One recent study—conducted jointly by the Eindhoven University of Technology and Utretch University of Applied Sciences, both in the Netherlands— tested 17 patients across five nights and found those who slept with the window open experienced a better rest. The reason? A lower level of carbon dioxide in the room.
But do the breezes and ambient sounds coming from the outside create ideal conditions for restorative rest? Douglas Kirsch, president of the American Academy of Sleep Medicine, and the medical director of Sleep Medicine at Atrium Health, recently told The Wall Street Journal, ““If you think about sleep evolutionarily, it makes sense that humans would prefer a physical environment that is cool and dark, like a cave.”
Kirsch generally recommends that people sleep in a room that is 65 to 68 degrees Fahrenheit and very dark. “We wake up frequently for brief periods in the night, and if there is light, we are more likely to stay up, than [to] roll over and go back to sleep,” he says.
When it comes to fresh air in the bedroom, Dr. Kirsch says that there is limited science to suggest that it improves sleep, but its impact likely depends, in part, on the external environment. A 2016 study, conducted by the Technical University of Denmark, tested how the air quality in dorm rooms impacted sleep and next-day performance. The students said that their performance was much better when the carbon dioxide was lower, thanks to an open window or the use of a fan. However, Kirsch told the journal that only the participants’ movements and their self-reported, perceived sleep quality and mental state were measured. A larger study with sensitive technical equipment would have given more quantitative results.
Indeed, Kirsch believes, if the weather is right and a bedroom window is available to open, that can be great for circulation of air, pleasant sounds of nature stirring in the morning and sunlight at dawn to align with one’s circadian rhythms.

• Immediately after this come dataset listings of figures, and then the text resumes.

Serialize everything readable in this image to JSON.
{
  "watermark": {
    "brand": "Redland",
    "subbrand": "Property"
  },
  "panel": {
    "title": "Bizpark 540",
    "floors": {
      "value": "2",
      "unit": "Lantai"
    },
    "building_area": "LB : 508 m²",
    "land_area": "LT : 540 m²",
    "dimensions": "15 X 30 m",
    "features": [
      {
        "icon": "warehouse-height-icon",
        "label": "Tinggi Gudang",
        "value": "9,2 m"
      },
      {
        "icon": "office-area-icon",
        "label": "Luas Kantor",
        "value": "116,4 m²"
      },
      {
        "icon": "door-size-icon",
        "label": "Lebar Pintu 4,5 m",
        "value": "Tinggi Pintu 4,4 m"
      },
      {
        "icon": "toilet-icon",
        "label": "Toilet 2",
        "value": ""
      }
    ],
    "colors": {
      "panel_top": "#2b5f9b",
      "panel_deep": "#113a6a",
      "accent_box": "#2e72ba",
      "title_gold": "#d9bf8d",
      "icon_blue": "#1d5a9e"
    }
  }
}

However, in the dead of winter, in the height of summer, or in an urban setting, he says, “The draft is just not comfortable: The outdoor air will change your body temperature too much or the loud noises may disrupt sleep. Those with allergies may also be better off leaving the windows closed when the pollen count is high, especially in spring.”

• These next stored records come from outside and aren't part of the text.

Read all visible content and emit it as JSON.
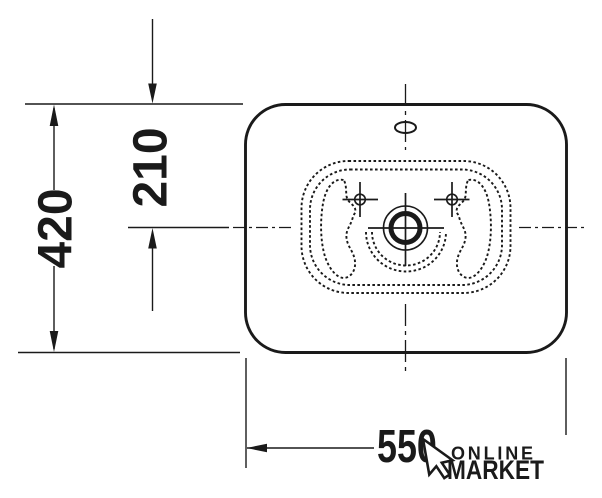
{
  "page": {
    "background": "#ffffff",
    "ink_color": "#1a1a1a"
  },
  "drawing": {
    "dimensions": {
      "height": "420",
      "half_height": "210",
      "width": "550"
    },
    "watermark": {
      "line1": "ONLINE",
      "line2": "MARKET",
      "icon": "cursor-arrow-icon"
    }
  }
}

He believes an alternative way to achieve a cozy sleep setting year-round is to allow for some air circulation through an open door or a fan. “There is zero scientific data that I know of, but the reason people may like fans or windows open could be the pleasant feeling of the movement of air, the cooling effect or the white noise,” Kirsch told the business news outlet.
This may explain why in certain cultures, people sleep with the bedroom window open no matter the season. “At some basic level, there is a sense of peacefulness that comes from feeling integrated with nature, which can benefit sleep,” he says. “Unless, of course, it’s freezing or there are mosquitoes or ambulance sirens to disturb you.” The comforting thought of being near nature may also explain why popular white-noise machines include settings with the sounds of birds chirping, waterfalls, and rain.